# ASUS P5VDC-MX Error beeps



## breathe_easy (Jan 3, 2008)

Does anyone know the meaning of the system error beeps on the P5VDC-MX motherboard?
My computer in it's current configuration has been operating well for the past 9 months. Today when I tried to start it up all I got was one long beep followed by two short beeps. There was no display to the monitor at all, not even the boot-up dialogue.
I have tried a different monitor with no success. I also took out my video card and tried the two monitors in the on-board VGA slot again with no success.
Intel Celeron 2000(ish)
512 Mb RAM
GeForce GV-N40128TE Video card (has played up in the past)
Win XP SP2
Any ideas?
Thanks,
Stewart


----------



## steelman2202 (Jun 1, 2005)

Hello, and welcome to TSF

I think that equals to video adapter problem.
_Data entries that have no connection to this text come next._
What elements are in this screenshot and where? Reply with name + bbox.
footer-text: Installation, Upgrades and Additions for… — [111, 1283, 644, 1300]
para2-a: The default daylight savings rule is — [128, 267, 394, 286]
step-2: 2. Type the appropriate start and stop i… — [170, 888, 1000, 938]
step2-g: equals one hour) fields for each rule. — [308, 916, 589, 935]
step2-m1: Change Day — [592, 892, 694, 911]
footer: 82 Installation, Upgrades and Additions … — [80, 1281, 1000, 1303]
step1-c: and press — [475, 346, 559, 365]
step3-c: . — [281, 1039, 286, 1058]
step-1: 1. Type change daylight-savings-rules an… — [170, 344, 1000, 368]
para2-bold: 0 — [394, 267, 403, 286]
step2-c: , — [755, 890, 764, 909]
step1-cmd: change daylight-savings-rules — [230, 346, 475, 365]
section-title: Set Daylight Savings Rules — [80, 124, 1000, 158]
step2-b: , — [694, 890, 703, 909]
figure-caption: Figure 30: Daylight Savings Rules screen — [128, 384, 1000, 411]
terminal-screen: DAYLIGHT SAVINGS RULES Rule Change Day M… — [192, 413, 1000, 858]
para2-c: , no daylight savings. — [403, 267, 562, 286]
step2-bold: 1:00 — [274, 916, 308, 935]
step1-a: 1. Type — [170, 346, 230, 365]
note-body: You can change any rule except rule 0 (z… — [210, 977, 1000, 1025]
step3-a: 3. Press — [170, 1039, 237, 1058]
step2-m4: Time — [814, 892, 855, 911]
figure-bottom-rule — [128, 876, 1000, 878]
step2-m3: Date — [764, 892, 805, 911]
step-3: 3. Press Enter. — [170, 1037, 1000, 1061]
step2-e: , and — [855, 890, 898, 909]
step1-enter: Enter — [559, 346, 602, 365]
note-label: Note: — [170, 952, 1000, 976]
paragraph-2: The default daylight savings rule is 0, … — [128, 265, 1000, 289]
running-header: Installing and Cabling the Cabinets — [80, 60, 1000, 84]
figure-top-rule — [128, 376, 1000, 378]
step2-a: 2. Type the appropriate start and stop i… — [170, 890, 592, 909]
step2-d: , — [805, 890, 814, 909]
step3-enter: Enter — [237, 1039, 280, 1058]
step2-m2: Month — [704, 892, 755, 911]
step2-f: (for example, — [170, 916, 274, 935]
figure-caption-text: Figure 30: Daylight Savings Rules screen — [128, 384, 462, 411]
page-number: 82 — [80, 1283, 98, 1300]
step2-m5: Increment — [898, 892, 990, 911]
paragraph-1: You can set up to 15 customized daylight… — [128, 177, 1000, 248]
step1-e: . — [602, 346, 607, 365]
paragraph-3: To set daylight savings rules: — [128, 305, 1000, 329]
Unplug the system from the wall. Take out the CMOS battery. Wait 2-3 minutes. Put the battery back in, plug the system back in and see if you can get something to show on the onboard VGA.

If it works - try the card. If it does not.. post if it continues beeping or not. (without the geforce plugged in, that is)


----------



## breathe_easy (Jan 3, 2008)

G'day Steelman,
Many thanks for the super-fast reply.
I did as you suggested. When I turned the system back on there were no beeps whatsoever, not even the usual single beep to indicate successful boot-up. There is also nothing coming up on either monitor.
I haven't tried putting the video card back in yet.
Is this good news or BAD news??
Thanks again.


----------



## steelman2202 (Jun 1, 2005)

I think the next step should be to boot with simply the most basic peripherals plugged in. 
-Ram&Processor
-Try that video card, although i doubt that will be the remedy.
-Keyboard
-Powersupply

-(no hard disks or cdroms, or any USB devices, etc, only the essentials)

I am not sure if you know this :embarased, but always ground yourself to something metal or wear an ESD bracelet when digging inside of a computer case. (also try not to wear any static producing clothing)


----------



## breathe_easy (Jan 3, 2008)

Hi Steelman,
Isn't the hard drive an essential part of booting up? Or are we just looking for the POST dialogue to come up? I think that I've just answered my own question!!
Is it enough just to remove the ribbon connectors from the HDD & CDROM?
Stewart


----------



## steelman2202 (Jun 1, 2005)

i would just look to see if we can get the post screen to come up - then go from there.

yes, you can simlpy remove the ribbon connectors to disconnect them.


----------



## breathe_easy (Jan 3, 2008)

OK.
No peripheral cards, disconnected HDD's, 3 1/2" & CDROM, no USB devices.
After switching on we are back to where we started. No display, no boot up, just one long beep and two short ones.It's not looking good is it??


----------



## steelman2202 (Jun 1, 2005)

As far as I can find anything on the net, the one long two short sequence amounts to a broken video adapter. So, it is fair to say that the video card is probably dead.

That should not, however, cause the on-board video adapter to stop functioning... especially, when it is not plugged in.

One more quick thing you could try is taking that Geforce out, taking all the ram sticks out and seeing if it beeps at you once you try to boot... if it does, reseat the ram (be sure it is seated all the way and correctly) and try booting again.

Just trying to find out exactly where it hangs up.

P.S. - perhaps there is another video card you could try?


----------



## breathe_easy (Jan 3, 2008)

The system has been stripped down to it's bare essentials. No HDD's, no CDROM's, No USB, no peripherals (apart from monitor), no video card & no RAM. When switched on, there is nothing on the monitor, no boot up, just the beeps.
After re-seating the RAM & switching on, we get the same result.
Mmmmmm.........


----------



## steelman2202 (Jun 1, 2005)

was the sequence of beeps different? or I am guessing it was the same?

At this point, I can suggest cross testing different parts of the PC in different machines, if possible...

There are only two that would really matter, - trying a different PSU in the problem PC, and trying a different Video Card in it.

P.S. This must be frustrating... I am guessing there was no particular reason for this to happen? Good luck and post back.

-Steelman


----------



## breathe_easy (Jan 3, 2008)

Yes, the beeps were the same. I've considered the sledgehammer approach. Probably not a bad idea considering what I've been through....
I don't have another system to test bits of the confuser. I'm typing this on the wife's laptop.
I think that it might just be time to upgrade the beast although I have the feeling that the motherboard is the problem and that is probably the only bit that didn't need upgrading!
Back to the sledgehammer!!!
Thanks for your help.
Stewart


----------



## steelman2202 (Jun 1, 2005)

It is possible that the motherboard was the root of the issue, and it may be a viable option to see if there is a way to get a replacement. But that depends on whether you would like to put any more money into that system. Basically - it is up to you. 

Let us know if you need help with anything else, like building Beast 2.0.

-steelman


----------



## steelman2202 (Jun 1, 2005)

http://www.techsupportforum.com/f255/how-to-bench-test-your-system-171424.html

P.S. this is something you could try if you have some free time...


----------